How to calculate: Calculating your churn rate is simple, just divide the number of customers who have stopped doing business with you by the total number of customers. For example, if you have 20,000 subscribers and 1,000 cancelled last month, you would have a churn rate of 5% for the month.
How it infers customer engagement: If you have a high churn rate you can infer that somewhere along the line your customers are becoming disappointed. You’ll need to do some work to understand where in the journey they are seeing less value so you can improve these pain points and extend the customer lifespan.
Best for: This is a good metric for softwares or subscription services that rely on monthly recurring revenue.
9. Social Media Engagement
Your social media engagement can show you how interested your customers are in hearing from you and sharing about the work you do. A high social media engagement rate doesn’t always equate to increased sales, but it can definitely help guide your team to know if you’re on the right track in developing rapport, loyalty and strong word-of-mouth.
How to calculate: To get a high-level view of your social media engagement, measure your average engagement rate by adding the total number of engagements on a given post (this includes likes, comments and shares) by your total number of followers.
How it infers customer engagement: If your social media engagement numbers are low, this could be a sign that you need to do more work providing daily value to your current customers to turn them into brand evangelists. Not all companies rely on social media though, so if your social engagement numbers are low but you have another channel that does well, such as a newsletter, you might want to weigh both sets of metrics against each other before taking action.
Best for: Social media engagement can help companies understand how well they are doing when it comes to creating brand awareness and enthusiasm.
Bottom Line
Understanding your customer engagement isn’t always a matter of gathering the most information, but of understanding which metrics to focus on.
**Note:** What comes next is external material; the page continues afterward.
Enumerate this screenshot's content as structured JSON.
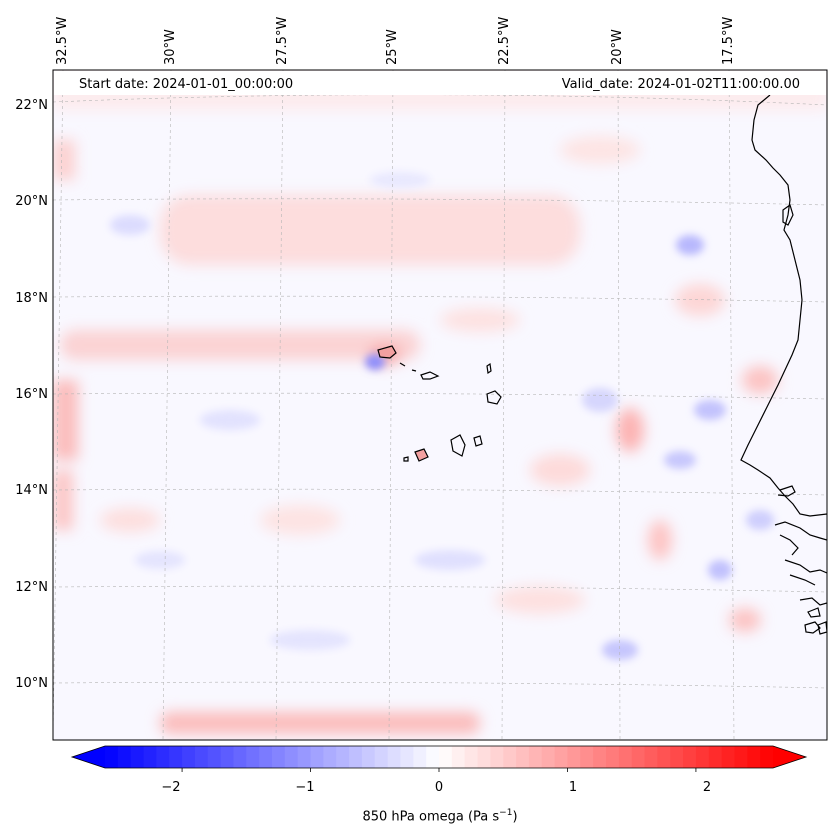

Every brand should choose a handful of metrics that matter most to their business operations. Depending on your goals, there are only a few metrics that should be tracked regularly to gauge engagement, loyalty, value realization and growth. For the client we mentioned at the start of this article, we were trying to solve for high customer churn. We decided to narrow available data down so we were only focusing on mapping customer satisfaction. We felt this metric could most accurately predict churn. By understanding where in the journey customers were least satisfied, we were able to identify where drop off occurred.